Pandemiebedingt fand die Diskussion auch diesmal nicht vor Publikum
statt, sondern wurde direkt aus der Rheinhalle Hersel gestreamt. Bis
auf die Bonner Aktivistin Kassandra Kate Ramey waren alle Gäste per
Livestream zugeschaltet, ebenso Bundestagspräsident a. D. Wolfgang
Thierse (77), Schirmherr von „Jugend trifft auf Politik“, der ein
Grußwort sprach.

Es diskutierten mit Celine Babakan und Co-Moderatorin Lena Behnke der
frühere Bundespräsident Christian Wulff (61, CDU), Bundesminister a.
D. Sigmar Gabriel (61, SPD), die Antisemitismus-Beauftrage des Landes
NRW und Bundesministerin a. D. Sabine Leutheusser-Schnarrenberger (70,
FDP), die Vizepräsidentin des Deutschen Bundestages Petra Pau (58,
Die Linke) sowie die 27-jährige Jurastudentin und Aktivistin
Kassandra Kate Ramey. Die in Deutschland geborene Bonner Tochter eines
US-Amerikaners und einer Philippinerin startete nach dem Mord an dem
Afroamerikaner George Floyd in den USA auf Instagram die
Anti-Rassismus-Kampagne „#iseeracism“.

Petra Pau zufolge gibt es einen „tief verwurzelten strukturellen
Rassismus in der Gesellschaft“. Hier müsse man sofort „das
Stoppschild zeigen“ und Solidarität mit den Betroffenen ausüben.
„Wir müssen darauf achten, dass Vorurteile, die in uns allen
schlummern, nicht aufbrechen. Wir brauchen im Kampf gegen
strukturellen Rassismus mehr Aufklärung durch Medien und Schulen“,
mahnte Sigmar Gabriel. Alltagsrassismus habe viele Facetten. Oft laufe
dieser unbemerkt ab und vielen sei nicht bewusst, wie eine Bemerkung
oder eine Frage bei dem Gegenüber ankomme: „Ich träume auf
Deutsch, ich lebe gerne hier und bin hier aufgewachsen. Dennoch werde
ich oft gefragt, woher ich denn eigentlich komme. Um rassistisch zu
sein, muss man nicht absichtlich handeln“, meinte hierzu Kassandra
Kate Ramey.

Viele Menschen haben derzeit große Sorgen und Nöte und kritisieren
die Einschränkungen ihrer Grundrechte aufgrund der Corona-Pandemie.
Dies müsse man auch ernst nehmen, betonte Petra Pau. Aber sich
hierfür der Nazi-Symbole zu bedienen, dem müsse man „entschieden
widersprechen.“ Dies sah auch Sabine Leutheusser-Schnarrenberger so:
„Wenn ich meine Meinung kundtun möchte, muss ich auch mal darüber
nachdenken, ob ich Rattenfängern hinterherlaufen möchte.“
Ex-Bundespräsident Christian Wulff lobte die zahlreichen
Jugendlichen, die sich nach dem Mord an George Floyd über
Social-Media-Plattformen für die „Black-Lives-Matter“-Bewegung
stark gemacht hätten. Besorgt zeigte er sich hingegen, dass sich
Rechtsradikale über Internet-Chaträume immer stärker vernetzen.
Hier müsse die Polizei besser ausgestattet werden, um diese
Aktivitäten stärker überwachen zu können.

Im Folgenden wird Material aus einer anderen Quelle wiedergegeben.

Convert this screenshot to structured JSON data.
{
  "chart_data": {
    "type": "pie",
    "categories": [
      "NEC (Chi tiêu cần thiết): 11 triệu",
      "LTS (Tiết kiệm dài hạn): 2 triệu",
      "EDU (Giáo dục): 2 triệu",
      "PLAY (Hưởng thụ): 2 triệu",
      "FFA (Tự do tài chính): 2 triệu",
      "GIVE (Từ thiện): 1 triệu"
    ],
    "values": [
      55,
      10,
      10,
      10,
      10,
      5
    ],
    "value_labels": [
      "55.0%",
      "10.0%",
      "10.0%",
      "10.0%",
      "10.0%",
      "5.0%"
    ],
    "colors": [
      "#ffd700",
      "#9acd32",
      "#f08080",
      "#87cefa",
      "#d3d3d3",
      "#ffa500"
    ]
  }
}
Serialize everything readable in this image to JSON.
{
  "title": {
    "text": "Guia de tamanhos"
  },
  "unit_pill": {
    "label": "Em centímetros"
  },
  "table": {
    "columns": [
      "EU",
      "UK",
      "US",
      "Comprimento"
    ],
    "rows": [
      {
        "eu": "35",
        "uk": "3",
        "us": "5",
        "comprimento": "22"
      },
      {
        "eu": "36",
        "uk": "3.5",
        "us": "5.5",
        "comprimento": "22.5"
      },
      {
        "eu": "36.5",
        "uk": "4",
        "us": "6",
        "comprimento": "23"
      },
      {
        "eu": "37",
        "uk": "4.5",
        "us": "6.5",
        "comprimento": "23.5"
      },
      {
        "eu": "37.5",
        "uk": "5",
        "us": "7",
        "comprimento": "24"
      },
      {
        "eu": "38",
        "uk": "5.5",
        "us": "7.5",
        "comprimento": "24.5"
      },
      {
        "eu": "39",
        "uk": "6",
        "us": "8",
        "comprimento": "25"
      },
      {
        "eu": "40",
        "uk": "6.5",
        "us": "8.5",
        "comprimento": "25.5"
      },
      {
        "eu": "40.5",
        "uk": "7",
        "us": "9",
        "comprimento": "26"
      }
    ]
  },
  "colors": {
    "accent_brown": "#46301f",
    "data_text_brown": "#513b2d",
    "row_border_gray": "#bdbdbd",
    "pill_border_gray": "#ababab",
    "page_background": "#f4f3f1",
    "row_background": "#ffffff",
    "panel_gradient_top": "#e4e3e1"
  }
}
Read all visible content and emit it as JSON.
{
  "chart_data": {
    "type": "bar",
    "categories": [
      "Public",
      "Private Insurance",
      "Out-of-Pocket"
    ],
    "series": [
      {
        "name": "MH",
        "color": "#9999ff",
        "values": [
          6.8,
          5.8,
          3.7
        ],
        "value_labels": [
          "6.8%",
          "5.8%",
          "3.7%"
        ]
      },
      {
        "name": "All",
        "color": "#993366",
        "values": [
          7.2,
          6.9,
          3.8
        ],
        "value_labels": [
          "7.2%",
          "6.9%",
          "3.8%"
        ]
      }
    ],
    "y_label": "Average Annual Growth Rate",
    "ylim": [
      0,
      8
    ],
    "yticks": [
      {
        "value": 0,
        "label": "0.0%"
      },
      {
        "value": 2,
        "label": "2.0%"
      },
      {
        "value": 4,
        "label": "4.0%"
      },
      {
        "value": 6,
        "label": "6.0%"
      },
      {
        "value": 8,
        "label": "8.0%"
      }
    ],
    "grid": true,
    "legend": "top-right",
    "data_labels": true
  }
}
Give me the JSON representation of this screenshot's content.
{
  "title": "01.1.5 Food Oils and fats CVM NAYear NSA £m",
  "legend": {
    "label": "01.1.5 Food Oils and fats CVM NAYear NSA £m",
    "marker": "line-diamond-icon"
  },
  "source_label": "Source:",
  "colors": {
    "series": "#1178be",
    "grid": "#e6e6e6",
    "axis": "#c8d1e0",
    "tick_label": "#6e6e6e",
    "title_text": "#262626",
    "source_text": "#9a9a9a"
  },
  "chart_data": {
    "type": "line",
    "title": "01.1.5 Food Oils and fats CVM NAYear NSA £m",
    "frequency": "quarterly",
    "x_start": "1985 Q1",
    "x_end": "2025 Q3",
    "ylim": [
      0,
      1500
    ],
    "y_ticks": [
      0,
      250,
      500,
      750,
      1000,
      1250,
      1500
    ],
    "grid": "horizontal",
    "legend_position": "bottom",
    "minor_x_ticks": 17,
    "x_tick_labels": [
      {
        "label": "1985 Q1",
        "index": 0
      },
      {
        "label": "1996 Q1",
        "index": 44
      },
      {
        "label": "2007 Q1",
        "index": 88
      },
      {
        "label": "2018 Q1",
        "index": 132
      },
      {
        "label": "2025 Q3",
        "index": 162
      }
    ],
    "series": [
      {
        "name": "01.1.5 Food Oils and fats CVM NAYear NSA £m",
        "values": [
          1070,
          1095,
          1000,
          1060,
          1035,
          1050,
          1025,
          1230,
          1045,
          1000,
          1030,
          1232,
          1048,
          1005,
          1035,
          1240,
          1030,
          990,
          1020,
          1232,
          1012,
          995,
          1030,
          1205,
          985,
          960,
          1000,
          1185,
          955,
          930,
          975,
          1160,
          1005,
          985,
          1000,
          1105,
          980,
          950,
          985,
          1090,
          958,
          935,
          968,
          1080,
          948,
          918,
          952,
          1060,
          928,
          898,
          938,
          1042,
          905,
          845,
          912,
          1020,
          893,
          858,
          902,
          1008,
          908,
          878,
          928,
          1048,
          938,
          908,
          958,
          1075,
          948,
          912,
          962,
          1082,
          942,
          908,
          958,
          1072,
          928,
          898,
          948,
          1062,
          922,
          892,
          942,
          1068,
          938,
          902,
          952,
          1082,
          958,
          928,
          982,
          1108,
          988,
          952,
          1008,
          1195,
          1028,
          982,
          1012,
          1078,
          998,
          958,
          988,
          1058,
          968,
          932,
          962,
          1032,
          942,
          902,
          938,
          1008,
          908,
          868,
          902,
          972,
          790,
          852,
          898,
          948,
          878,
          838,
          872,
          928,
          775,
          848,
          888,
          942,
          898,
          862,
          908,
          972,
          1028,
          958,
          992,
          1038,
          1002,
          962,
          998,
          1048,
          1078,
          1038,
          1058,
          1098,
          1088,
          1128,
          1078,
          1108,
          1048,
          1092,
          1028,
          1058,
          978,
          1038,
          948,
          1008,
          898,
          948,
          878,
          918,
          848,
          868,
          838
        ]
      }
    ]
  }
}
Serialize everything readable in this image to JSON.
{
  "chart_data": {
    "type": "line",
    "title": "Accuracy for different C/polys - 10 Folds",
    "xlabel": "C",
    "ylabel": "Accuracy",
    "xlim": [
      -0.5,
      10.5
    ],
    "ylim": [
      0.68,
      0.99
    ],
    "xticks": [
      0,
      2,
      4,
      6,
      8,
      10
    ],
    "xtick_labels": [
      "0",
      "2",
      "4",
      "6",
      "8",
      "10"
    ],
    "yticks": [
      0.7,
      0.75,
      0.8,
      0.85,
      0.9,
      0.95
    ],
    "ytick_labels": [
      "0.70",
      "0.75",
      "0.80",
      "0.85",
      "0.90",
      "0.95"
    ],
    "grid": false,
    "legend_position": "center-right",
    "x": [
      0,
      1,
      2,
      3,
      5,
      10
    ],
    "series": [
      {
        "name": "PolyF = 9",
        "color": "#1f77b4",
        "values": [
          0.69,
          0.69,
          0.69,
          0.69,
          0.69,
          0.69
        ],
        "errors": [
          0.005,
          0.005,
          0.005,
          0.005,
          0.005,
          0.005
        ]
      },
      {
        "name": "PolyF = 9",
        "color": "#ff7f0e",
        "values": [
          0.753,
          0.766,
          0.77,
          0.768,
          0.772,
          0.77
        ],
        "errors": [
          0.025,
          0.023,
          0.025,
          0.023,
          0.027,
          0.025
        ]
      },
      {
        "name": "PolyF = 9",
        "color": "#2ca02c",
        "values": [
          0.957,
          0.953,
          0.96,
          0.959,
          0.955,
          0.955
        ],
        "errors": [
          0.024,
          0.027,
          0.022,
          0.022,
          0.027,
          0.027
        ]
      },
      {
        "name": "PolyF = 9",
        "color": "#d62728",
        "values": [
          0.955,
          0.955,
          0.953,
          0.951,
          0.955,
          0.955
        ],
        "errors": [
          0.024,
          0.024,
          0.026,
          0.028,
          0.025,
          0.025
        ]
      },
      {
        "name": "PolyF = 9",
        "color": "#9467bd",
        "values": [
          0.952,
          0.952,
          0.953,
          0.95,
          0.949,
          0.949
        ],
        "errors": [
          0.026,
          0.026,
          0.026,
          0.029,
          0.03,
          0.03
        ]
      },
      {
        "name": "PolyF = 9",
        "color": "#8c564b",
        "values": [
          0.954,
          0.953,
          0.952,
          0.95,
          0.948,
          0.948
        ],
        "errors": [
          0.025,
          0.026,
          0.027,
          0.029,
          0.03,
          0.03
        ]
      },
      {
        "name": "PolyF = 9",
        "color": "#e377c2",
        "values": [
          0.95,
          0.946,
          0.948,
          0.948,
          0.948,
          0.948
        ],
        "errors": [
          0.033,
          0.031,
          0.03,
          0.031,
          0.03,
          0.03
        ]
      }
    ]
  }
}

Ganz verschwinden werde Rassismus nie, aber alle müssten gemeinsam
daran arbeiten „Anti-Rassisten“ zu sein, appellierte
Leutheusser-Schnarrenberger. Petra Pau sprach sich dafür aus für die
Demokratie zu kämpfen und Artikel eins des Grundgesetzes zu leben.
Dies sah auch Christian Wulff so und ergänzte: „Wenn man aktiv
etwas tun möchte, dann kann man das auch tun, denn wir leben in einer
bunten Republik Deutschland.“ Am Ende laufe alles nur über
dauerhaftes Lernen und den gegenseitigen Austausch: „Dann wird sich
vieles zum Positiven verändern“, hoffte Kassandra Kate Ramey.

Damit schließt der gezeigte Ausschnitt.